Antimicrobial susceptibility and β-lactamase production were tested for 65 N. gonorrhoeae isolates from India (n=40), Pakistan (n=18) and Bhutan (n=7) using Etest methodology (eight antimicrobials) and nitrocefin solution, respectively. Resistance determinants, i.e. penA, mtrR, porB1b, gyrA, and parC, were sequenced. N. gonorrhoeae multiantigen sequence typing (NG-MAST) was performed for molecular epidemiology.
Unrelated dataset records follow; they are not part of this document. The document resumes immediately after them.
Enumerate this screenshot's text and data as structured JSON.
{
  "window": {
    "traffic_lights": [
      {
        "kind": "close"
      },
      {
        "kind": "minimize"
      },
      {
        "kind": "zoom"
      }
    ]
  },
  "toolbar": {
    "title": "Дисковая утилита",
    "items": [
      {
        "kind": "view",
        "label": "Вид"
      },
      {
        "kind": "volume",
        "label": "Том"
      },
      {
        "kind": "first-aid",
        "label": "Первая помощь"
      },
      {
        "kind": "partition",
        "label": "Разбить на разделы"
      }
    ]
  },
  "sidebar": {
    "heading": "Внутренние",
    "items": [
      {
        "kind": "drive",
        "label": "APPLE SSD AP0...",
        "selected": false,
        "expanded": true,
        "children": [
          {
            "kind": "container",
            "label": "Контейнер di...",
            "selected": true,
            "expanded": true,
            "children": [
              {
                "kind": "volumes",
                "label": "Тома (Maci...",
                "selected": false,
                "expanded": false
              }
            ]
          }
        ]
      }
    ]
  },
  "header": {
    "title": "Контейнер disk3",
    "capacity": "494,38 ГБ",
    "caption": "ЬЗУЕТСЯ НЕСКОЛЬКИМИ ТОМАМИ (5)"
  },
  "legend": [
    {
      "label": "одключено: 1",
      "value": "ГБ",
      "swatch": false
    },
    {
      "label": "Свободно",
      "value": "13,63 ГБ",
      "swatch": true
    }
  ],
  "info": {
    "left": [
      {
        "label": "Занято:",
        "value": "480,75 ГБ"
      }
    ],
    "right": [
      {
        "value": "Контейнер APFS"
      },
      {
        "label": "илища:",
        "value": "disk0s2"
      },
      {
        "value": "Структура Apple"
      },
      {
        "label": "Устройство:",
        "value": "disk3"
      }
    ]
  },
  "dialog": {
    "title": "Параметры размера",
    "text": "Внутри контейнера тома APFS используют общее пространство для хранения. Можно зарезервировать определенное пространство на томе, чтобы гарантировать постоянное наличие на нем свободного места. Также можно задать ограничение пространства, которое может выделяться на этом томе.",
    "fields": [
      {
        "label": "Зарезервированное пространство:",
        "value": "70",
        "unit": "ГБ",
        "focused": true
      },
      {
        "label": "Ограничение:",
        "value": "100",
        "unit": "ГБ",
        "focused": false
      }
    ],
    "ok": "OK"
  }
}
The highest resistance level was observed for ciprofloxacin (94%), followed by penicillin G (68%), erythromycin (62%), tetracycline (55%), and azithromycin (7.7%). All the isolates were susceptible to ceftriaxone, cefixime, and spectinomycin. Thirty-four (52%) of the isolates were producing β-lactamase. No penA mosaic alleles or A501-altered alleles of penicillin-binding protein 2 were identified. Forty-nine NG-MAST STs were identified, of which 42 STs have not been previously described worldwide.
Based on this study, ceftriaxone, cefixime, and spectinomycin can be used as an empirical first-line therapy for gonorrhoea in India, Pakistan, and Bhutan, whereas ciprofloxacin, penicillin G, tetracycline, erythromycin, and azithromycin should not be. It is imperative to strengthen the laboratory infrastructure in this region, as well as to expand the phenotypic and genetic surveillance of antimicrobial resistance, emergence of new resistance, particularly, to extended-spectrum cephalosporins, and molecular epidemiology.